Saturday, December 4

NWHL changes its name to remove ‘women’ from the title | Ice Hockey


The National Women’s Hockey League is history. Welcome, Premier Hockey Federation.

North America’s first professional women’s hockey league to pay female players a salary announced Tuesday that it will adopt the new name as part of a rebranding strategy.

“The league has come a long way since its inception in 2015, and we believe this is the right time and the right message as we strengthen our commitment to growing the game and inspiring youth,” Commissioner Ty Tumminia told Associated Press. “It really reflects what we are doing. Everything in us is new as we move into this new era. “

The decision to change the names also gave the six-team federation an opportunity to make a social statement by removing gender from its title.

“We feel it is time for our players to define themselves by their talent and ability,” said Tumminia. “It’s not like they are phenomenal women. You are simply phenomenal. “

Metropolitan Riveters captain Madison Packer said the new name levels the playing field.

“Respectfully, I don’t know if men always understand, especially for me, because I find it a lot,” Packer said. “We play with the same size disc, on the same size track, the same networks. … So removing that tag, not just removing it, but erasing the ‘W’ on the logo, I think it’s empowering. “

Tumminia said the decision to use the word “federation” represented a desire to reflect the international makeup of its players. She said the change should also help better market the league globally, with most European and Asian sports governed by federations.

Anticipating a mixed reaction to the fanbase name change, Tumminia hoped it would at least open a conversation “about watching professional sports in a gender-neutral way.”

“We believe that, in time, they too will come to support him,” Tumminia said. “But facilitating this conversation is really the key here.”

In billing the “Tagless, Limitless” change, the federation also focused on making its new title more inclusive by respecting the diverse gender identities of its players and fan base.

The new season opens on November 6. The federation’s logo will be in black and white and will feature three stars forming the silhouette of a crown over the initials “PHF”.

The rebranding follows a series of changes made over the past year to the federation’s bid to achieve financial stability and move beyond the investor-based start-up model under which the NWHL first operated as the vision of founder and former commissioner Dani Rylan Kearney.

Since Tumminia replaced Rylan Kearney in October, the federation introduced a new management structure headed by a board of governors, added staff at the league office level, and completed the sale of all its franchises to private owners. Initially, the league controlled all of its teams and was essentially run by Rylan Kearney from its New York headquarters.

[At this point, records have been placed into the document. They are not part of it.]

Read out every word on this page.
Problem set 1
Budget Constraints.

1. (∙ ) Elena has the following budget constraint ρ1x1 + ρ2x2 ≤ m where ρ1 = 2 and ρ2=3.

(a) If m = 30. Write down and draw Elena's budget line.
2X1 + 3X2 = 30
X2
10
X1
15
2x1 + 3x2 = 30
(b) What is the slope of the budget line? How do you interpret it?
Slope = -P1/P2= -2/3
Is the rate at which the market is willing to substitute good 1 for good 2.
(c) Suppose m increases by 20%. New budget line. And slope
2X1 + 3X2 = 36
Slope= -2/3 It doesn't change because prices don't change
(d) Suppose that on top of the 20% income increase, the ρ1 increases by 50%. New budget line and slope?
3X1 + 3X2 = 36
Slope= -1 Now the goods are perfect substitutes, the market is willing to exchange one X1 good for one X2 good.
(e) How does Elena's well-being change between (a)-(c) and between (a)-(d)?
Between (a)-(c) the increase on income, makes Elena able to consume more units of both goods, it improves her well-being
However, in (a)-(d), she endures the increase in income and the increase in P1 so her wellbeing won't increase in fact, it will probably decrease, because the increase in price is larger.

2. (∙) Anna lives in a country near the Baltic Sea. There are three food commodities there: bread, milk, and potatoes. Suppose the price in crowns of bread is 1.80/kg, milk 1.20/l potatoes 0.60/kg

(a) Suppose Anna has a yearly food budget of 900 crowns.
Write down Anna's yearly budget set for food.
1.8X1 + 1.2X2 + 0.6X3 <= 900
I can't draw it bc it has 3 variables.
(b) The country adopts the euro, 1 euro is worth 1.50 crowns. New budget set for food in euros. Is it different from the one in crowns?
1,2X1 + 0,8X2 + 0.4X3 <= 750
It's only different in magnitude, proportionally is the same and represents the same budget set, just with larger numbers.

The influx of new owners, investors, and backers led to the NWHL announcement in April that it was doubling his salary cap to $ 300,000 for each team despite emerging from a two-week coronavirus-shortened season in which their playoffs were postponed almost two months after a COVID-19 outbreak among its players.

The PHF has teams based in Boston; Toronto; Monmouth Junction, New Jersey; St Paul, Minnesota; Danbury, Connecticut; and Buffalo, New York. After expanding to Toronto last year, the PHF has announced that it intends to add a seventh team, in Montreal, for the start of the 2022-23 season.